Symbolism, Imagery, Allegory

Old McStephen King Had a Farm

At some point in Carrie, every female character is described as looking like or behaving as an animal. The book is basically like Babe, if Babe were a horror movie. But we're missing the point here.

Stephen King likens the characters in his book to animals because they don't act any better than them them. He's trying to get us to see that, often times, people just do what they do out of fear, rage, hunger, whatever—like animals.

To extrapolate, allow us to provide you with a few examples of how King's characters are always talked about as animals.

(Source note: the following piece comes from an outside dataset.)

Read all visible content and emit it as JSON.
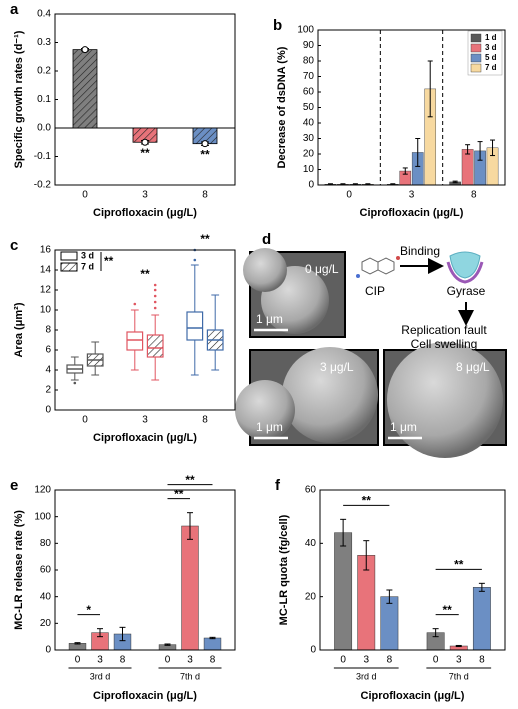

The girls in the locker room are "swans" (1.8). Carrie's mom is described as a frog, squatting in the yard and "grinning and drooling right down her chin" (1.203). She also has "nostrils [that] flared like those of a horse" (1.688). But we're not done yet.

When Sue races toward the school—because it's on fire—Sue moans "like an animal in a trap" (2.455).

Carrie, however, is most special of all. She gets described as all kinds of animals: a "frog" (1.8), "ox" (1.27), a cow that "looked around bovinely" (1.30), a "hog in the slaughtering pen" (1.44), and an ape (1.56). And that's just within the first few pages.

Pointedly, Tommy Ross is described as not being an animal:

No case will be made here for his sainthood […] Neither was he a human chicken in a public-school barnyard, joining mindlessly in the ruin of a weaker hen. (1.636)

All this imagery serves to dehumanize Carrie (and all women, for that matter). No wonder her classmates have no trouble shunning Carrie in the novel; they don't even see her as a person.